To have causal sex with people you barely know (I got this 7 times)

To not remember what you did the night before

To ghost someone (people also were hot on this one)

To judge someone by their appearance

To assume every woman wants to be married and have kids

To adhere to or turn an blind eye to white supremacy and sexism

To feel desensitized to traumatic events like mass shootings.

I mean.

I want nothing to do with those things. And I really want to you ask yourself if you do. Because if all of us think these things should not be generally accepted…. why do we generally accept them?

Confession: I have developed the reoccurring problem where I give people second chances when they don’t deserve them. It comes from an inherently well meaning place of wanting to understand people rather than judge them.

So, this weekend I initially spent a lot of energy trying to really understand this guy. It hurt to be rejected for something that I believe is so morally insane. And because of my problem of second chance giving I attempted to comprehend where this person was coming from so I could not feel hurt.

It is actually part of my job to believe people are good and because of this, it’s painful to bump up against the possibility that sometimes that isn’t true. And you know us 7s… we don’t do well with pain.  However, I’ve officially made an executive decision for all of us:

“When people show us who they are, we need to believe them.”

When people show us who they are… we need to let that be separate from who we are. You don’t think my boundaries are normal and because of that your disinterested… cool, that has nothing to do with my worth, value, or if I’m right or not. It actually has a lot to do with what you’re willing to stand up for.

You know it has become “normal” to turn a blind eye when you see things that are immoral or unjust. We don’t report abuse or step in where we see harm done because it is “none of our business.” We’ve become afraid of doing the right thing. That is insane and inexcusable.

In every piece of pain I know there is always a gift. I totally get that sometimes when bad things happen to us- we don’t want to see the gift right away because to see it we have to move through the initial punch and the sting it leaves behind.  And it’s a lot of work to do that. Don’t be scared of the work.

Yesterday I saw a domestic dispute on the side of the road as I was running, in the few moments I stopped to decide if I was going to say something or call for help a younger women approached the two and urged the man to leave the woman alone. That took work, and courage, and some fire to go against normal. She wasn’t scared of the work.

The Bystander effect occurs when the presence of others discourages an individual from intervening in an emergency situation. We are all stuck inside a huge case of the Bystander effect. If more of us decided to be like the woman I saw yesterday… that list would look extremely different. I really really want the list to look different.

If you’re afraid the work, know this: In reality- we are always working on something- you need to get real with what you’re working on.

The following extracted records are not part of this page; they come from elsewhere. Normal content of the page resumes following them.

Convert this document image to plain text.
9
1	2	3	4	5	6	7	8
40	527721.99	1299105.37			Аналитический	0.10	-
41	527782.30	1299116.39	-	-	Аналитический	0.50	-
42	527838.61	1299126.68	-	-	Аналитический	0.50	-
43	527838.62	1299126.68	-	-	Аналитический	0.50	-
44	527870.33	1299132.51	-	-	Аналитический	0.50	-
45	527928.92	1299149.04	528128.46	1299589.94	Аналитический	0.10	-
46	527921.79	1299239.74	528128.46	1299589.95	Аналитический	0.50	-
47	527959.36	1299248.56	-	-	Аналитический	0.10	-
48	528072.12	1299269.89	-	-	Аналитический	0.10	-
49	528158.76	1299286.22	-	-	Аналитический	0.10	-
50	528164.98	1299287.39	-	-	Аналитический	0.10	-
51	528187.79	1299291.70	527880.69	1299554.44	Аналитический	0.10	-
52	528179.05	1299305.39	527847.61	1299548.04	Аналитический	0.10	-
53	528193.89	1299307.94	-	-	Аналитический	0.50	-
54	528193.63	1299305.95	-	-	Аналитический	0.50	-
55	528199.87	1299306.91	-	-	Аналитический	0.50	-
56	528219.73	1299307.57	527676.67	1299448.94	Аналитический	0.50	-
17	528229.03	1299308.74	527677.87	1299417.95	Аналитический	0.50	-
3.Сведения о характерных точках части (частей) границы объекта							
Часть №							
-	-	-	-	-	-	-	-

Spend the work on something that matters.

So here is the good valley cultivated fruit of this story:  I have spent a lot of “work” trying to understand other people’s behavior that has hurt me in the past… when I could be spending the work on understanding and appreciating myself better.

I have been #blessed with a bomb circle of people in my life. And they had a lot to say to me this weekend.

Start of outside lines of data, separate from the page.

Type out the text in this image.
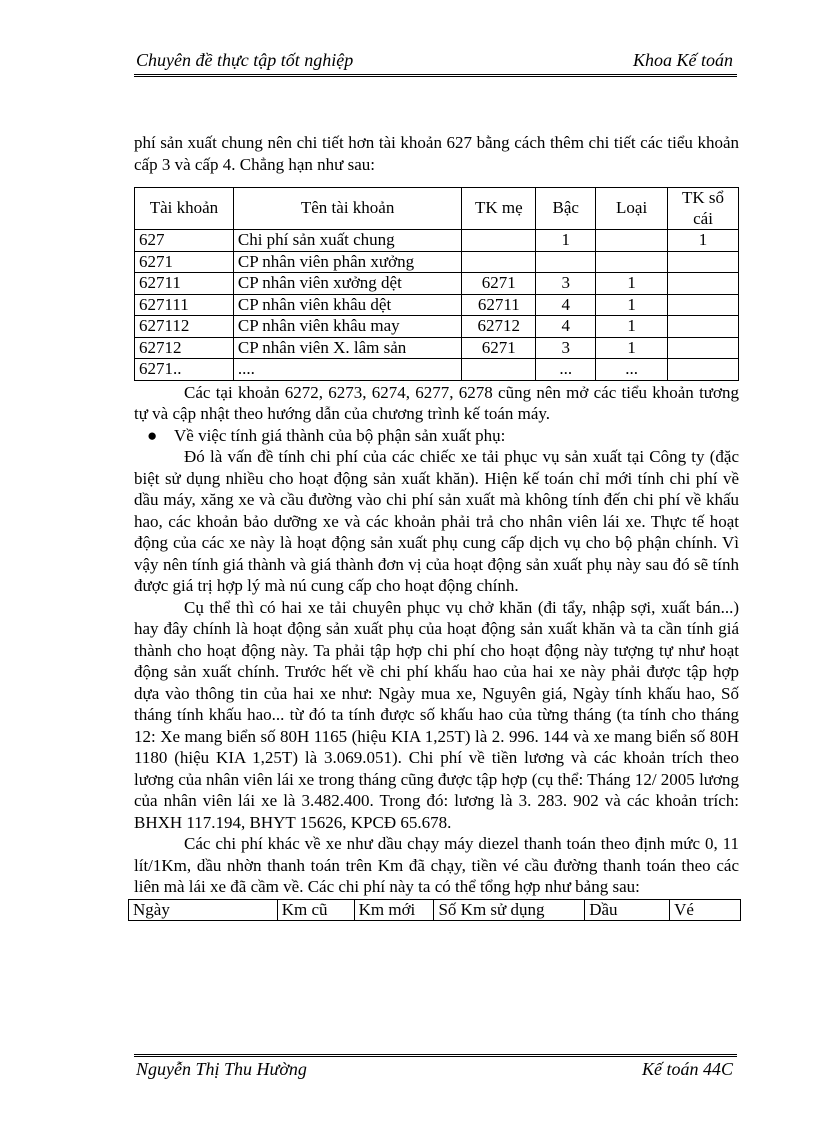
Chuyên đề thực tập tốt nghiệp	Khoa Kế toán

phí sản xuất chung nên chi tiết hơn tài khoản 627 bằng cách thêm chi tiết các tiểu khoản cấp 3 và cấp 4. Chẳng hạn như sau:

Tài khoản	Tên tài khoản	TK mẹ	Bậc	Loại	TK sổ cái
627	Chi phí sản xuất chung		1		1
6271	CP nhân viên phân xưởng				
62711	CP nhân viên xưởng dệt	6271	3	1	
627111	CP nhân viên khâu dệt	62711	4	1	
627112	CP nhân viên khâu may	62712	4	1	
62712	CP nhân viên X. lâm sản	6271	3	1	
6271..	....		...	...	

Các tại khoản 6272, 6273, 6274, 6277, 6278 cũng nên mở các tiểu khoản tương tự và cập nhật theo hướng dẫn của chương trình kế toán máy.

● Về việc tính giá thành của bộ phận sản xuất phụ:

Đó là vấn đề tính chi phí của các chiếc xe tải phục vụ sản xuất tại Công ty (đặc biệt sử dụng nhiều cho hoạt động sản xuất khăn). Hiện kế toán chỉ mới tính chi phí về dầu máy, xăng xe và cầu đường vào chi phí sản xuất mà không tính đến chi phí về khấu hao, các khoản bảo dưỡng xe và các khoản phải trả cho nhân viên lái xe. Thực tế hoạt động của các xe này là hoạt động sản xuất phụ cung cấp dịch vụ cho bộ phận chính. Vì vậy nên tính giá thành và giá thành đơn vị của hoạt động sản xuất phụ này sau đó sẽ tính được giá trị hợp lý mà nú cung cấp cho hoạt động chính.

Cụ thể thì có hai xe tải chuyên phục vụ chở khăn (đi tẩy, nhập sợi, xuất bán...) hay đây chính là hoạt động sản xuất phụ của hoạt động sản xuất khăn và ta cần tính giá thành cho hoạt động này. Ta phải tập hợp chi phí cho hoạt động này tượng tự như hoạt động sản xuất chính. Trước hết về chi phí khấu hao của hai xe này phải được tập hợp dựa vào thông tin của hai xe như: Ngày mua xe, Nguyên giá, Ngày tính khấu hao, Số tháng tính khấu hao... từ đó ta tính được số khấu hao của từng tháng (ta tính cho tháng 12: Xe mang biển số 80H 1165 (hiệu KIA 1,25T) là 2. 996. 144 và xe mang biển số 80H 1180 (hiệu KIA 1,25T) là 3.069.051). Chi phí về tiền lương và các khoản trích theo lương của nhân viên lái xe trong tháng cũng được tập hợp (cụ thể: Tháng 12/ 2005 lương của nhân viên lái xe là 3.482.400. Trong đó: lương là 3. 283. 902 và các khoản trích: BHXH 117.194, BHYT 15626, KPCĐ 65.678.

Các chi phí khác về xe như dầu chạy máy diezel thanh toán theo định mức 0, 11 lít/1Km, dầu nhờn thanh toán trên Km đã chạy, tiền vé cầu đường thanh toán theo các liên mà lái xe đã cầm về. Các chi phí này ta có thể tổng hợp như bảng sau:

Ngày	Km cũ	Km mới	Số Km sử dụng	Dầu	Vé
Nguyễn Thị Thu Hường	Kế toán 44C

My favorite was, “This seems to bad to be real, like the opposite of too good to be true.” I mean yes. 1000%.

Another dear dear friend said, “I love you and everything you stand for even though some of it goes against what is considered normal in our culture. And not everybody can handle much less do they want to handle their own truth and face it. But that doesn’t mean it shouldn’t be spoken. I know God is working through you everyday.”

It’s a priority for me to learn to let go of holding onto painful parts of my story while taking whatever that can serve me well from them. I refuse to believe that the challenging parts happen to us to create pain, I believe they happen FOR us to create movement. And sometimes movement is painful, but I have to move. You have to move.  We all have to move.

This experience created a lot of movement in my soul.

From that movement I have learned a lot in the last 48 hours. For starters:

  1. My boundaries may not be normal, but I believe my boundaries to be right for me.
  2. Sometimes people let you down. I can maintain my love for people without understanding hurtful behavior.
  3. I can’t expect everyone else to agree with my boundaries and I don’t have to have relationships with these people. I don’t have to have positive feelings toward them either.

And lastly…

  1. I don’t want my way of thinking to be normal because. . . normal in our culture is often f*%^#d up.

It was disappointing. It was hurtful. And it was pretty confusing. But it wasn’t all bad. I have found it be pretty powerful to shift my perspective from things happening to me to things happening for me. This weekend 100% happened for me. For me to solidify my inability to remain normal in a culture that I want to be the exception in.



Also… Ariana Grande just happened to release her new declaration of independence for women (Thank u, next) the day this happened… and for that I am eternally grateful. This is for you Ari.